GPU Kernel Stats Tool

You can use the GPU Kernel Stats tool to see performance statistics and the originating framework operation for every GPU-accelerated kernel that was launched during a profiling session. This tool helps identify potential bottlenecks at a low level and surfaces optimization opportunities.

Supported Platforms

GPU: Supported

TPU: Not supported

Interface Components

The GPU Kernel Stats tool interface is a table with one row for each unique kernel-framework operation pair. You can click any of the column headings to sort the table accordingly. The default order is based on the total duration of the kernel-op pair.
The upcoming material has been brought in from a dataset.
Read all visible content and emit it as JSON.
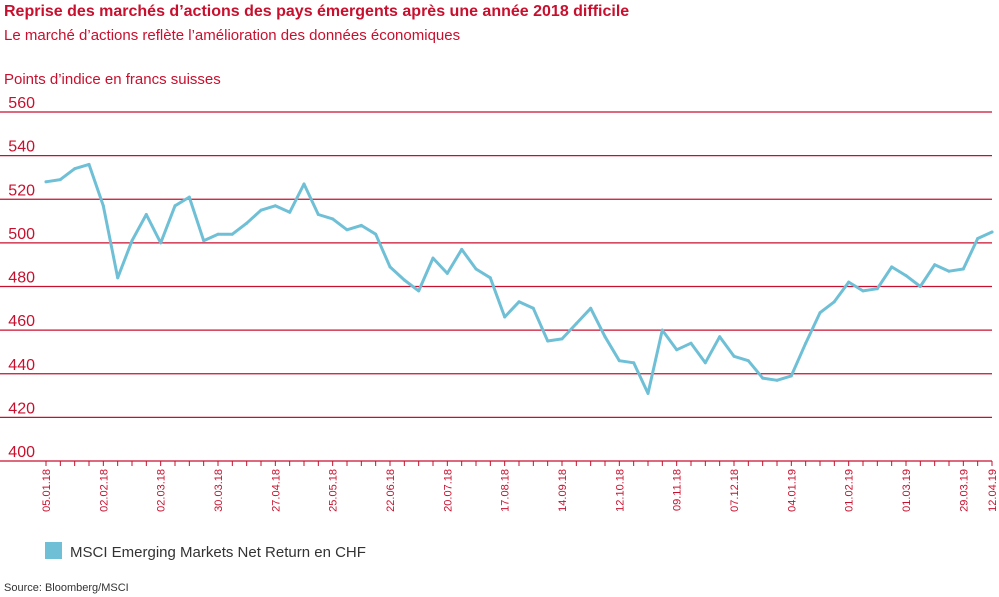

The table includes the following information for each kernel-op pair:

  • Kernel name: The name of the kernel that was launched.
  • Registers per thread: The number of GPU registers used by the kernel per thread.
  • Shared memory used: The total size of shared memory used by the kernel in bytes.
  • Block dimension: The dimensions of the thread block expressed as blockDim.x, blockDim.y, blockDim.z.
  • Grid dimensions: The dimensions of the grid of thread blocks expressed as gridDim.x, gridDim.y, gridDim.z.
  • Theoretical occupancy: The theoretical occupancy of the GPU expressed as a percentage. This is an indication of the ability to hide memory latency.
  • Kernel uses Tensor Core: A heuristic indicating whether the kernel itself contains Tensor Core instructions, based on the presence of common Tensor Core instructions.
  • Tensor Cores eligibility: A heuristic indicating whether the originating framework operation is eligible to use Tensor Cores, based on commonly occurring ops that employ the Tensor Core.
  • Op name: The name of the framework operation that launched this kernel.
  • Occurrences: The number of times this specific kernel-operation pair was executed during the profiling period.
  • Total duration (us): The cumulative sum of the execution time of all occurrences of this kernel-operation pair.
  • Average duration (us): The average execution time across all occurrences of this kernel-operation pair.
  • Minimum duration (us): The shortest execution time observed for this kernel-operation pair.
  • Maximum duration (us): The longest execution time observed for this kernel-operation pair.